3) My (nonexistent) relationship with Alejandro.

This is what I wanted, isn't it? I wanted some sort of casual relationship with him. But I'm feeling so incredibly ambivalent. He rarely texts me during the day, and this makes me feel very insecure. But insecure about what? If we're not in a relationship, there's nothing to be insecure about! What we have is some sort of secret FWB relationship.

And I know he's still in love with his ex. And she's still in love with him. But the distance thing, and her parents...

I know it's not ever going to work out between us. I'm not even sure if I want it to. But I can feel my self-esteem drooping the more I think about how he's just using me as a bandage. I'm his booty call. He doesn't care about me.

And maybe it's just because we're both busy. Maybe I'm used to Antonio being so clingy and needy. Antonio texted me all the time, and he wanted to see me every single day. Alejandro makes me see how neurotic I am. True, I keep it locked deep, deep down inside, but Alejandro is just so naturally chill. He's seriously the coolest guy I know. Unlike Antonio, I've never seen him angry. Unlike Antonio, he laughs easily.

It's a bit sick because it makes me miss a lot of things about Antonio. Alejandro and I have a good friendship, but it's not anything like the connection Antonio and I had. I can't describe it. It was just amazing, and I miss it.

It's not like Alejandro and I never hang out during the day. Alejandro and I had lunch together on Sunday. We have plans to get Indian food and go salsa dancing. We have deep, meaningful conversations about life. He calls me his inspiration and promises he'll write a song for me. And he'll kiss my hand when he drops me off.

Sometimes I want Alejandro. Sometimes I don't. My roommates today were talking about how much they liked him when they met him. Only Marie knows we're having a secret fling, although I don't think she noticed that I spent the night at his place.

Last night was so great. We sat next to each other on the couch and drank tea while listening to the rain. And he told me that he would always listen to "Shiver" by Coldplay and think of me.

But it isn't true. I know it isn't true. He doesn't like me. He's just using me for something, and when he no longer needs me, he will be gone.

I just keep telling myself, "Be careful. Don't get too attached. Keep your distance. He will leave you. He will leave you. He will leave you."
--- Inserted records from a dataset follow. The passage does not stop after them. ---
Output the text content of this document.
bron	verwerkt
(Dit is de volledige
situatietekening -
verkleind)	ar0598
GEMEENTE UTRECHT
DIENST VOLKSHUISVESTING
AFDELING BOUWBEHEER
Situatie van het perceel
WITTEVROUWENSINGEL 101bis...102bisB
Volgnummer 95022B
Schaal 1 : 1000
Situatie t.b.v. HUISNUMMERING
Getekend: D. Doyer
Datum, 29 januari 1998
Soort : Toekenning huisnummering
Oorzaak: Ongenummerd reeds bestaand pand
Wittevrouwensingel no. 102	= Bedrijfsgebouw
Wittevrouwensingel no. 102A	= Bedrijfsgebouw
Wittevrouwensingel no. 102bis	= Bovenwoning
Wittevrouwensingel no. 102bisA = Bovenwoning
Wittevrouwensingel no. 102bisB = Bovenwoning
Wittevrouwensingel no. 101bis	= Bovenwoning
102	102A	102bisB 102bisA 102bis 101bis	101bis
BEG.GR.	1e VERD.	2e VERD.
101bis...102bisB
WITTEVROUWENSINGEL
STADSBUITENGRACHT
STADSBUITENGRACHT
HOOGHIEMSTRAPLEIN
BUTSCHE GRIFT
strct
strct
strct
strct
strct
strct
In the contest between Antonio's ex and me, Antonio chose his ex. In the contest between Alejandro's ex and me, Alejandro will also choose his ex. I just want to be someone's first choice. I'm tired of being the back-up plan.

I was freaking out on Saturday, and I told Jai about it. Her advice was so simple yet so profound. "Do what makes you happy." What makes me happy? And will what makes me happy now make me happy in the long-term? Can I even plan for the long-term? Should I just worry about today? I don't know.